A decade of high unemployment is looming
‘New abnormal:’ Some think 10 years won’t be enough to replace losses
updated 12:15 p.m. ET, Sun., Dec . 27, 2009
WASHINGTON - Call it the Terrible Teens.
The decade ahead could be a brutal one for America's unemployed — and for people with jobs hoping for pay raises.
At best, it could take until the middle of the decade for the nation to generate enough jobs to drive down the unemployment rate to a normal 5 or 6 percent and keep it there. At worst, that won't happen until much later — perhaps not until the next decade.
The deepest and most enduring recession since the 1930s has battered America's work force.
The unemployed number 15.4 million. The jobless rate is 10 percent. More than 7 million jobs have vanished. People out of work at least six months number a record 5.9 million.
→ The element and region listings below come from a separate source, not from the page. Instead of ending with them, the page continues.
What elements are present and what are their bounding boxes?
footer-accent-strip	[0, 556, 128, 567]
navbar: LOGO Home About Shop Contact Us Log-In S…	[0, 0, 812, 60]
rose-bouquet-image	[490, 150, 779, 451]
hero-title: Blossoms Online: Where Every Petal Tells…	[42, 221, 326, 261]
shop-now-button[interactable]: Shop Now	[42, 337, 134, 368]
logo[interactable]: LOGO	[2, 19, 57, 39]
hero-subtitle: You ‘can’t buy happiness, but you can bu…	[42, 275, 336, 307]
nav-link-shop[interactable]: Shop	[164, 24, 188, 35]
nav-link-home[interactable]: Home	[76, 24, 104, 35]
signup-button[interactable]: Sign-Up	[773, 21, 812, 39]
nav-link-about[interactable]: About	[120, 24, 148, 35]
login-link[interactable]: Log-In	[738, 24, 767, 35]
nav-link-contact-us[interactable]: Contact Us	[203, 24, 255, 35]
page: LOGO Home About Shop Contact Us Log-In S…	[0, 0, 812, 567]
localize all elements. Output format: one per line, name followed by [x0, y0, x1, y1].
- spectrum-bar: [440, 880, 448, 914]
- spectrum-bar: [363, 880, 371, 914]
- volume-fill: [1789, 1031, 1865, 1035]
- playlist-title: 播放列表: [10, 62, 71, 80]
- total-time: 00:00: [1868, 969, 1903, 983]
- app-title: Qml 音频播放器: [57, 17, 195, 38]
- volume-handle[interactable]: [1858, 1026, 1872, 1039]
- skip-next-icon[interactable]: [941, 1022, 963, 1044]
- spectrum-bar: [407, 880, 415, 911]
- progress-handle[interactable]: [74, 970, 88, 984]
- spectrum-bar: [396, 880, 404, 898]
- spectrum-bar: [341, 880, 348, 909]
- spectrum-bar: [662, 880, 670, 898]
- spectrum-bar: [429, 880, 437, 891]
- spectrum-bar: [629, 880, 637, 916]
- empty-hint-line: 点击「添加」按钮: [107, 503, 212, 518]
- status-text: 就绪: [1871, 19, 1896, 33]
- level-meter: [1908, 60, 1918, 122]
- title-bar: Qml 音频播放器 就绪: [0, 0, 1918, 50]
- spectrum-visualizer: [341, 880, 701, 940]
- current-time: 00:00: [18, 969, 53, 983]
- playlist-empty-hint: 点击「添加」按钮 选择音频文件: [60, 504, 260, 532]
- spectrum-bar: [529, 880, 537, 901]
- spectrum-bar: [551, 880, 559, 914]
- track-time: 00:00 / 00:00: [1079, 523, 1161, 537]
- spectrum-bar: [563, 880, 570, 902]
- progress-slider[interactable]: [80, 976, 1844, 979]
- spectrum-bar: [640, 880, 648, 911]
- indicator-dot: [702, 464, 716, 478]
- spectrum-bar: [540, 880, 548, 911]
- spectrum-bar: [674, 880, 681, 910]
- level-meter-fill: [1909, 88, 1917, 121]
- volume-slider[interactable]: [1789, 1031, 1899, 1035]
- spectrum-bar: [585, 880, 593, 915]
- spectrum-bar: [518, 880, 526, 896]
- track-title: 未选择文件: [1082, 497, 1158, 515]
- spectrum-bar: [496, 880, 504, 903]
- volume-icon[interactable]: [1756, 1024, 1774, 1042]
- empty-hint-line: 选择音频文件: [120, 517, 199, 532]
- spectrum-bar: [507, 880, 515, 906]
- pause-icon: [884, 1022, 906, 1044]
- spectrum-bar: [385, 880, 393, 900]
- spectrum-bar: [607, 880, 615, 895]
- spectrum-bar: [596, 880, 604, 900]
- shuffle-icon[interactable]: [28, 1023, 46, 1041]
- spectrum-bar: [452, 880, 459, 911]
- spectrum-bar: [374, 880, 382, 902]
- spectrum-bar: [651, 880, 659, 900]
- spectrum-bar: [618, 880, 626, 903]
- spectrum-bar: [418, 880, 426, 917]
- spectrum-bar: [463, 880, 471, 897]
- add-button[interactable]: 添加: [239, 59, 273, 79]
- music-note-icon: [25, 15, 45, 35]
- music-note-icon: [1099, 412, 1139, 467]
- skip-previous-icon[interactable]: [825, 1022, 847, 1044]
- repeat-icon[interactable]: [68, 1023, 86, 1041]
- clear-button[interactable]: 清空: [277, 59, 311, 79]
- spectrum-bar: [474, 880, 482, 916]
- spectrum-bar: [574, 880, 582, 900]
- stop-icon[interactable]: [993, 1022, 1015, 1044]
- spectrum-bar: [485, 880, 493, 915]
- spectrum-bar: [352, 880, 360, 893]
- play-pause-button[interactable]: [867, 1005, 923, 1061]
And household income, adjusted for inflation, has shrunk in the past decade.
Most economists say it could take at least until 2015 for the unemployment rate to drop down to a historically more normal 5.5 percent. And with the job market likely to stay weak, some also foresee another decade of wage stagnation.
Even though the economy will likely keep growing, the pace is expected to be plodding. That will make employers reluctant to hire. Further contributing to high unemployment is the likelihood of more people competing for jobs, baby boomers delaying retirement and interest rates edging higher.
All this would come after a decade that created relatively few jobs: a net total of just 464,000. By contrast, 21.7 million new jobs were generated between 1989 and 1999.
Economist David Levy, chairman of the Jerome Levy Forecasting Center, says the country faces a new era of chronically high unemployment, averaging 8 percent or more over the next decade.
The "New Abnormal," he calls it.
Levy thinks the New Abnormal also means average pay will dwindle, along with consumer prices. That would make it harder for households to pay down debt, he warns.